Tackling sustainability in chemistry, Moores’ research group focuses on specializing in the use of Fe0 (or iron zero) nanoparticles in traditional reactions such as hydrogenation. Fe0 nanoparticles are non-toxic and cheap due to the relative abundance of copper, and can be produced by grinding old iron scraps.
Hydrogenation, the addition of a hydrogen atom to a molecule, is used in a variety of fields from petrochemistry to pharmaceutics when producing ibuprofen. The problem with hydrogenation is its reliance on heavy metal catalysts such as palladium, platinum, and rhodium, which are all toxic and very expensive. In theory, heterogenous catalysts can be infinitely reused, but in reality they become deactivated over time and, like a printer cartridge, need to be replaced. In pharmaceutics, the heavy metal catalysts need to go through scavenger columns, which are costly machines with complicated polymers to filter out the metals that leached into the ibuprofen, to meet regulatory requirements on heavy metal concentration in the final product.

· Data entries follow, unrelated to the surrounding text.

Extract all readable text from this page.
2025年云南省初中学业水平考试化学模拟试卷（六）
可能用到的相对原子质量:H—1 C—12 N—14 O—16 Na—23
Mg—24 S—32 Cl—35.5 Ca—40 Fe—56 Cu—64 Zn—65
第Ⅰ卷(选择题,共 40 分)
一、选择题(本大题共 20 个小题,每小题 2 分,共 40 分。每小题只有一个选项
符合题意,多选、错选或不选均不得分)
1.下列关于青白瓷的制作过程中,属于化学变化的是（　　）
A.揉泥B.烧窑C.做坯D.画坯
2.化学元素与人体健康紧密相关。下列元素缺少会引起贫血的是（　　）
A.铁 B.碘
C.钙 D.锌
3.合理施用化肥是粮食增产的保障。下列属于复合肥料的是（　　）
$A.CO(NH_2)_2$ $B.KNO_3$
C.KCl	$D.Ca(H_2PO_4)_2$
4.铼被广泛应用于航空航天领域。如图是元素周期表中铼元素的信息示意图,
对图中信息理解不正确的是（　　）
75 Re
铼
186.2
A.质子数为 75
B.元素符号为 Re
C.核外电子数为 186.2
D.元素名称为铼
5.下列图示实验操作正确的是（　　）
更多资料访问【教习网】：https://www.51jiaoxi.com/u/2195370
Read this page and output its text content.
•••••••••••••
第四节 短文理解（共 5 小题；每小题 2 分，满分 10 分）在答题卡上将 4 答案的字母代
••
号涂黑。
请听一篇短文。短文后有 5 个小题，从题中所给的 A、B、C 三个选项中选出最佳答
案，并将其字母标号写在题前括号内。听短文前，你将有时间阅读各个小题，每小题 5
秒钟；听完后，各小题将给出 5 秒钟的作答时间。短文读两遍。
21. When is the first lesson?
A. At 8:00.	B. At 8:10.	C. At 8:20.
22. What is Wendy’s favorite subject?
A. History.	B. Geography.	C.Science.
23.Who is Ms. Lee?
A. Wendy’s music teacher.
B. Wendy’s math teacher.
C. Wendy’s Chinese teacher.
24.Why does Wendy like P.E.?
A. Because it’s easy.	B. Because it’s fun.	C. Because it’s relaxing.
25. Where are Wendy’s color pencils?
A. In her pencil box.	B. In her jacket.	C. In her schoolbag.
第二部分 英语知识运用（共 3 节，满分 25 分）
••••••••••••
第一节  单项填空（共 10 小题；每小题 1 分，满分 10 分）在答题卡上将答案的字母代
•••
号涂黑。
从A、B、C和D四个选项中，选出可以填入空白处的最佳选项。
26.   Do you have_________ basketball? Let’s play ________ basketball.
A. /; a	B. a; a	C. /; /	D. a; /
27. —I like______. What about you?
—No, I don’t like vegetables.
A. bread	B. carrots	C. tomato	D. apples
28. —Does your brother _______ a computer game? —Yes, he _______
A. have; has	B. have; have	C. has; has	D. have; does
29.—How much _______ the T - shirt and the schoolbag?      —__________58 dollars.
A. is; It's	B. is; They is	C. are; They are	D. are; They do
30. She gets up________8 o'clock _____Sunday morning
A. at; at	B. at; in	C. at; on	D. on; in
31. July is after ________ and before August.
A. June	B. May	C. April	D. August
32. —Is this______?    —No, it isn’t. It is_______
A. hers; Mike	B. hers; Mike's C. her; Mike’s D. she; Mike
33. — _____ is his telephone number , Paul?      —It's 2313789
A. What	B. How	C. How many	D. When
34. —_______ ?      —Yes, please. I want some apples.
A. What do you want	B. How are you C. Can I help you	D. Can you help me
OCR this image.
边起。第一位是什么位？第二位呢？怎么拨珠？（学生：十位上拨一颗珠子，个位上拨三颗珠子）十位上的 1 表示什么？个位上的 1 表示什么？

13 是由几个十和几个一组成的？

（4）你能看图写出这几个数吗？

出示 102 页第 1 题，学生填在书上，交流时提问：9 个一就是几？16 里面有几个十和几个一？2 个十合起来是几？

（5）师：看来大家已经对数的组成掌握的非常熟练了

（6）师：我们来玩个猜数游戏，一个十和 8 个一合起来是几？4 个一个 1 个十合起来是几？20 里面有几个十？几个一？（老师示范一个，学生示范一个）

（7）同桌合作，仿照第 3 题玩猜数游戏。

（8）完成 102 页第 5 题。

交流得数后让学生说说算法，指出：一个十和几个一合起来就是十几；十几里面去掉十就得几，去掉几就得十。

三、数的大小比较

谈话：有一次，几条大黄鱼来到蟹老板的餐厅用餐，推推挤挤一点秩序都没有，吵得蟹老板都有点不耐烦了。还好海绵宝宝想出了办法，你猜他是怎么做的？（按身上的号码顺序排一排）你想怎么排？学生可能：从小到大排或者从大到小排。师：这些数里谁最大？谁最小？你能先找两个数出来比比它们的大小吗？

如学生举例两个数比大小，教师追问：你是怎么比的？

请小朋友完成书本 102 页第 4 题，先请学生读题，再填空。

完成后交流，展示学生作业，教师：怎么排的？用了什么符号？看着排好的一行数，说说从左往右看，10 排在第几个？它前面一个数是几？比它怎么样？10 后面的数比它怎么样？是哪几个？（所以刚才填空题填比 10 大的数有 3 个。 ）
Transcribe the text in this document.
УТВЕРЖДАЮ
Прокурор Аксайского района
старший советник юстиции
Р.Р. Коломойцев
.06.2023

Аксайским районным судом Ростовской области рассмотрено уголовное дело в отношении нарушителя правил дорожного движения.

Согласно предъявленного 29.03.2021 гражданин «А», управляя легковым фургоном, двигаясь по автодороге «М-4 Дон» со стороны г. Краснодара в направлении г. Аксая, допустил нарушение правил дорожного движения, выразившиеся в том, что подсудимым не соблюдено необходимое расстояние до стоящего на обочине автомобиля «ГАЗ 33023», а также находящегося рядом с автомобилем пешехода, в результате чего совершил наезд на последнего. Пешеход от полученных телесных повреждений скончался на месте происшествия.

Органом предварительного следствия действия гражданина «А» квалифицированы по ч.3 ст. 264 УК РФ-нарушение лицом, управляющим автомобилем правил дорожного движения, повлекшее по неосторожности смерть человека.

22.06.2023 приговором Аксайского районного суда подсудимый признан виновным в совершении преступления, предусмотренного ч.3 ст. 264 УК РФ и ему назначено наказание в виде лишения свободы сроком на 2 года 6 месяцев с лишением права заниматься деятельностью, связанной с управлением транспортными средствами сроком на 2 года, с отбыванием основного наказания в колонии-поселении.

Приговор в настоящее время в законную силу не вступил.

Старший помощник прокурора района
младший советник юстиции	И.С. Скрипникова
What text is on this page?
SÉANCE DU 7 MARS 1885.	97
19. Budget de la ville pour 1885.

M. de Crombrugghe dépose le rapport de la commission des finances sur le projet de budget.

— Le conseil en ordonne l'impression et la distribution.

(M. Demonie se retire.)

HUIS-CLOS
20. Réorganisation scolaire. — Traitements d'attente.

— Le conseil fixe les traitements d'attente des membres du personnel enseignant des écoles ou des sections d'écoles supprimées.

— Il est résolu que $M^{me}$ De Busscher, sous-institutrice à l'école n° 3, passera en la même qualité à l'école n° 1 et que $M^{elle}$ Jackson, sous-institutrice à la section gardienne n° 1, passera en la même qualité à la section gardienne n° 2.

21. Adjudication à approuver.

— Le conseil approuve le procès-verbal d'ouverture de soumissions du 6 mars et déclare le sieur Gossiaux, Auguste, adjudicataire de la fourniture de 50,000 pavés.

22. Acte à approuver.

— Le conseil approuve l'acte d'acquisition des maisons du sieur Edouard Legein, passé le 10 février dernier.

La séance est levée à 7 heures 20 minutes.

Using naked Fe0 nanoparticles is not a new phenomenon; however, they are impractical due to the extreme reaction with oxygen and water, creating a rust coating larger than the nanoparticle, and making it unreactive. Moores and her group are using Fe0 nanoparticles coated with a iron oxide, rust, shell that protects the Fe0 from oxidation with water allowing, it to maintain its reactivity. Moores pointed out another method for making Fe0 water-resistant including using a polymer block coating, making the use of Fe0 particles feasible in industry.
In the case of pharmaceutical hydrogenation, using the Fe0 nanoparticle coated with a iron oxide shell as an alternative catalyst to heavy metals provides a more economical and sustainable solution as the nanoparticles can be recovered due to their magnetic properties, and have a lower toxicity than the heavy metals. Moores mentioned several further applications of the nanoparticles she designed with her team, such as in biology, where it can be used to simplify the tracking of testosterone for researchers studying breast cancer development. The nanoparticles could also be used to purify contaminated ground water where the shelled Fe0 nanoparticles can transfer their electrons to destroy contaminants or sequester metals.
Moores’ research shows us there are ways to move away from precious metals in chemistry and replace them with abundant and environmentally friendlier metals such as iron, rust, and copper. The potential benefits of using iron oxide shell-protected Fe0 nanoparticles include reducing element scarcity by using more abundantly available elements, reducing pollution by using fewer elements and reusing chemicals, and improving food and drug safety by using non-toxic reagents. However, the human health and safety implications of nanoparticles remain vastly unexplored. Moores agrees more research is required to get a better perspective on the impact nanoparticles could have on humans in the long term.